On le voit, les thèmes des interventions sont très variés, et le sujet choisi par Takada semble même extérieur au périmètre géographique défini par le titre. Il n’en reste pas moins que ces contributions solides et (généralement) claires seront très profitables à tous les antiquisants soucieux de mieux connaître la fortune de leur discipline. Quant à l’éclairage apporté sur Narducci, il est de nature à accroître encore l’admiration qu’on lui porte et le regret qu’on éprouve à l’idée de sa mort prématurée.
Table of Contents
Giovanni Cipriani : « Prefazione ».
Sergio Audano : « Premessa ».
Giancarlo Mazzoli : « Seneca e Diderot ».
Valeria Viparelli : « La scoperta della Bella Addormentata : Arianna da Properzio a Goethe ».
Marco Fernandelli : « Fortuna e ricezione del testo antico : il caso di Catullo 64 ».
Yasunari Takada : « La diffusione di Virgilio e Orazio, ovvero la letteratura latina al di là delle culture ».
Giovanni Mennella : « Il momento etrusco di Emanuele Narducci ».
Rosario Pintaudi : « Narducci e la papirologia : il ricordo di un amico ».
Notes
1. Fernandelli (p. 86) n’a sans doute pas tout à fait tort quand il met en avant, pour expliquer l’essor de ce domaine, l’ardent désir des antiquisants d’échapper à l’extinction universitaire qui leur est promise s’ils se cantonnent à la philologie traditionnelle.
2. Nous pensons notamment à M. Spanneut, « Permanence de Sénèque le Philosophe », BAGB, 1980, 361- 407 (surtout 402-403) et Ch.
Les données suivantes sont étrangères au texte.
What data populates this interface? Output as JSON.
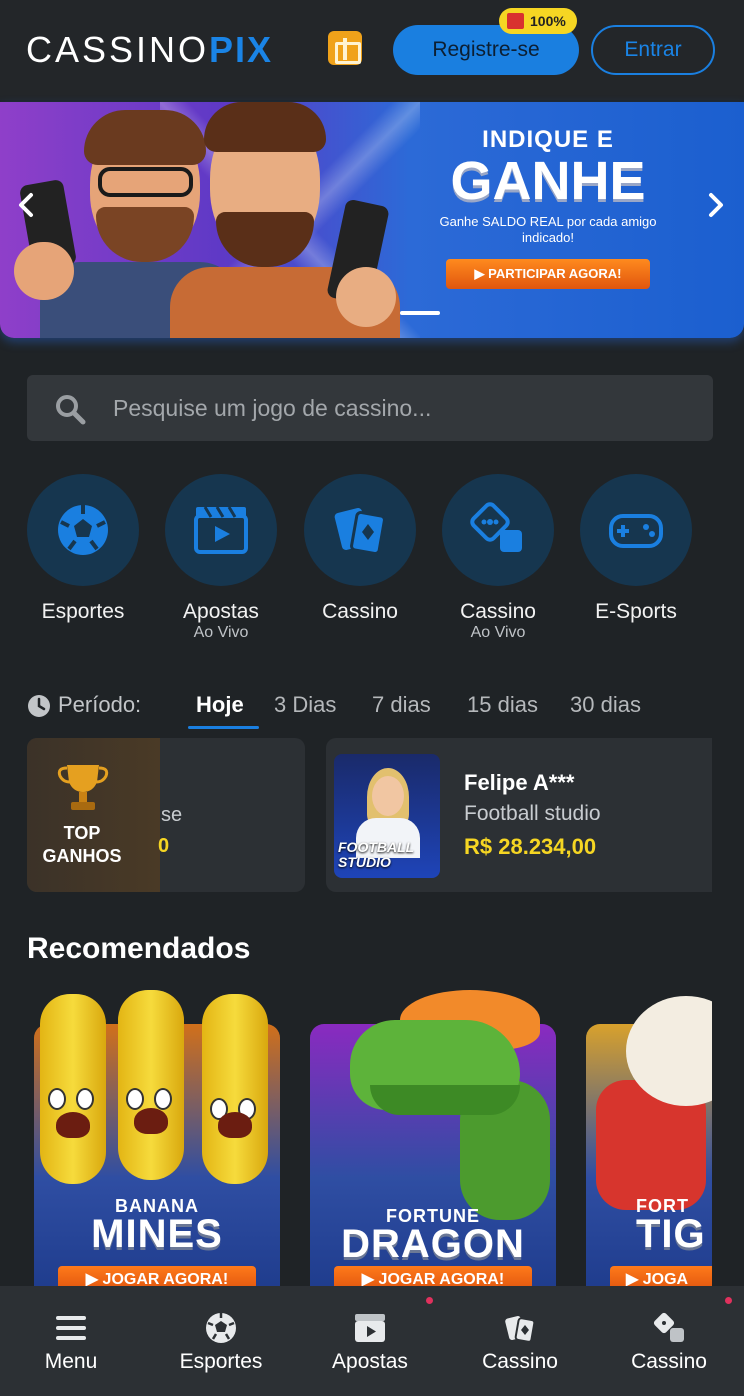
{
  "header": {
    "logo_part1": "CASSINO",
    "logo_part2": "PIX",
    "register_label": "Registre-se",
    "register_badge": "100%",
    "login_label": "Entrar"
  },
  "banner": {
    "title_line1": "INDIQUE E",
    "title_line2": "GANHE",
    "subtitle": "Ganhe SALDO REAL por cada amigo indicado!",
    "cta": "▶ PARTICIPAR AGORA!"
  },
  "search": {
    "placeholder": "Pesquise um jogo de cassino..."
  },
  "categories": [
    {
      "label": "Esportes",
      "sub": "",
      "icon": "soccer-ball-icon"
    },
    {
      "label": "Apostas",
      "sub": "Ao Vivo",
      "icon": "video-clapper-icon"
    },
    {
      "label": "Cassino",
      "sub": "",
      "icon": "playing-cards-icon"
    },
    {
      "label": "Cassino",
      "sub": "Ao Vivo",
      "icon": "dice-icon"
    },
    {
      "label": "E-Sports",
      "sub": "",
      "icon": "gamepad-icon"
    }
  ],
  "period": {
    "label": "Período:",
    "tabs": [
      "Hoje",
      "3 Dias",
      "7 dias",
      "15 dias",
      "30 dias"
    ],
    "active": "Hoje"
  },
  "winners": {
    "top_label": "TOP GANHOS",
    "partial_game": "se",
    "partial_amount": "0",
    "items": [
      {
        "name": "Felipe A***",
        "game": "Football studio",
        "amount": "R$ 28.234,00",
        "thumb_text": "FOOTBALL STUDIO"
      }
    ]
  },
  "recommended": {
    "title": "Recomendados",
    "games": [
      {
        "line1": "BANANA",
        "line2": "MINES",
        "cta": "▶ JOGAR AGORA!"
      },
      {
        "line1": "FORTUNE",
        "line2": "DRAGON",
        "cta": "▶ JOGAR AGORA!"
      },
      {
        "line1": "FORT",
        "line2": "TIG",
        "cta": "▶ JOGA"
      }
    ]
  },
  "bottom_nav": [
    {
      "label": "Menu",
      "icon": "hamburger-menu-icon"
    },
    {
      "label": "Esportes",
      "icon": "soccer-ball-icon"
    },
    {
      "label": "Apostas",
      "icon": "video-clapper-icon"
    },
    {
      "label": "Cassino",
      "icon": "playing-cards-icon"
    },
    {
      "label": "Cassino",
      "icon": "dice-icon"
    }
  ],
  "colors": {
    "accent": "#1a7fe0",
    "background": "#1f2326",
    "win_amount": "#f6d623",
    "cta_orange": "#ff7a1a"
  }
}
Grell, Le XVIII e siècle et l’Antiquité en France, Oxford, 1995, 1108-1113.
3. Peut-être vaudrait-il la peine de mettre en regard un bref essai de R. L. Fowler : « Why Every Good Classicist Hates Theories, or the View from Parnassus », Classical Views, n. s. 1, 1982, p. 77-81.
4. Exigence qui le menait à prendre des positions fermes et courageuses : on pense notamment à sa critique dévastatrice d’un certain « déconstructivisme » anglo-saxon appliqué à Lucain (« Deconstructing Lucan ovvero Le nozze [coi fichi secchi] di Ermete Trismegisto e di Filologia », Maia 51, 1999, 349-387).